Marceline Desbordes-Valmore (1786-1859) poétesse française
Le petit ambitieux
Un enfant avait mis les bottes de son père.
Il se croyait plus grand ; mais il fallait marcher :
Dans sa jeune espérance, il arpentait la terre ;
Ses bottes ne pouvaient pourtant l’en détacher.

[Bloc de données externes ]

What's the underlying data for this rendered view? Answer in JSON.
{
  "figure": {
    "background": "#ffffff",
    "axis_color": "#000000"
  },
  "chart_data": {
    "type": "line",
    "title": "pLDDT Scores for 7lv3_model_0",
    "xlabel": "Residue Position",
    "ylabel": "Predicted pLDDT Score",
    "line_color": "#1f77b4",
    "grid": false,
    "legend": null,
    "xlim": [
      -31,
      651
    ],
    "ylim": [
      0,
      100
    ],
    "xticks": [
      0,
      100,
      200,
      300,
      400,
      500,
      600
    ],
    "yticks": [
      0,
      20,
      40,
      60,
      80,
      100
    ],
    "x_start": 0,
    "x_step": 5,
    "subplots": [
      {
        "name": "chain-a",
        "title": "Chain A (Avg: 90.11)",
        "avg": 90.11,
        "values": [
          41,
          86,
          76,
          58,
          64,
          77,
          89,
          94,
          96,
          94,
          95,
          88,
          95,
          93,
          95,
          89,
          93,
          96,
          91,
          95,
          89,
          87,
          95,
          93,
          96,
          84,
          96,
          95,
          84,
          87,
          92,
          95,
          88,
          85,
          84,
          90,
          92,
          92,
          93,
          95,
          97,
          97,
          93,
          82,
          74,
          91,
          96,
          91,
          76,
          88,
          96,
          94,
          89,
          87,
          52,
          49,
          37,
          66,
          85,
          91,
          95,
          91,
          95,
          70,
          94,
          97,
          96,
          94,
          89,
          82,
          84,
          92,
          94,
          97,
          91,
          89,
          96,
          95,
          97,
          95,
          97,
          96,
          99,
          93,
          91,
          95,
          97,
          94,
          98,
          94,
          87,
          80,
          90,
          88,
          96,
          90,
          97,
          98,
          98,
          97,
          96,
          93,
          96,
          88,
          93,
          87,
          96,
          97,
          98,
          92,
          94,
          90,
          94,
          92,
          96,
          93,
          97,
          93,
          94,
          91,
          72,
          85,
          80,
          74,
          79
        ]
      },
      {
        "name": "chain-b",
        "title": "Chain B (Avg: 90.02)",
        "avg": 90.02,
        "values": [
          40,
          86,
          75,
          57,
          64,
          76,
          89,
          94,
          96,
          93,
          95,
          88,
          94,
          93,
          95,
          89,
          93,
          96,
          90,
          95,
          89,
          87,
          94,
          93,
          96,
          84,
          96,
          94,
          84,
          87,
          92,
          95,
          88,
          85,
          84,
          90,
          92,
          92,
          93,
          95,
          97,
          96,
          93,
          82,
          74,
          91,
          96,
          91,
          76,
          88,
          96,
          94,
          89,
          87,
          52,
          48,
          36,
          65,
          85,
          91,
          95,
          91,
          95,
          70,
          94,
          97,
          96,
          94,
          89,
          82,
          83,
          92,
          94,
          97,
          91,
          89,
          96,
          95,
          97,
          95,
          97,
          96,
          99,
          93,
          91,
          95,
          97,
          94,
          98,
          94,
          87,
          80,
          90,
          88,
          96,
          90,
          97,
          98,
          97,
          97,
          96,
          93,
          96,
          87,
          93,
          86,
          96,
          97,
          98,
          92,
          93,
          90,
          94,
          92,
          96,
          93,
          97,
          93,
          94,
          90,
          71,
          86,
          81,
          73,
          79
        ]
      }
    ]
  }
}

Il traîne avec ardeur l’entrave qu’il adore ;
Il veut courir… il rampe ; il rit, il rampe encore
Au collège, avant l’heure, il arrive enchanté,
Et parmi les plus grands se range avec fierté.
Son père l’a suivi… Dieu ! faites-le sourire !
Il cherche, il voit l’enfant ; il a dit : " Levez-vous ! "
L’ambitieux chancelle et fléchit les genoux.
Mais son père commande : un père, il faut souscrire ;
Il se lève. " Courez, dit son juge, courez !
D’un pas ferme et hardi devancez votre père,
Que votre course soit prospère :
Si vous tombez, malheur !… vous vous débotterez. "
Se débotter !… jamais ; plutôt périr en route.
L’enfant frissonne, il pleure à la voix qu’il redoute ;
Mais il pleure immobile, et sur son front charmant
Se peignent la douleur et le ressentiment.
L’école curieuse avait fermé son livre,
Le maître préparait le sermon détesté ;
Et l’enfant !… Il songeait à la mort qui délivre,
Car du crime, à ses pieds, tout le poids est resté.
" Pour la dernière fois, courez, je vous l’ordonne !
Si vous me devancez, mon fils, je vous pardonne. "
Et l’enfant éperdu, plein d’âme et plein d’effroi.
S’élance sur son père, et dit : " Emportez-moi ! "
Et ce père accueillit sa rougeur et ses larmes ;
Sur son cœur qui battait de colère… ou d’amour,
Il emporta son fils, tout botté, sous les armes.
" Conserve-les, dit-il ; tu marcheras un jour ! "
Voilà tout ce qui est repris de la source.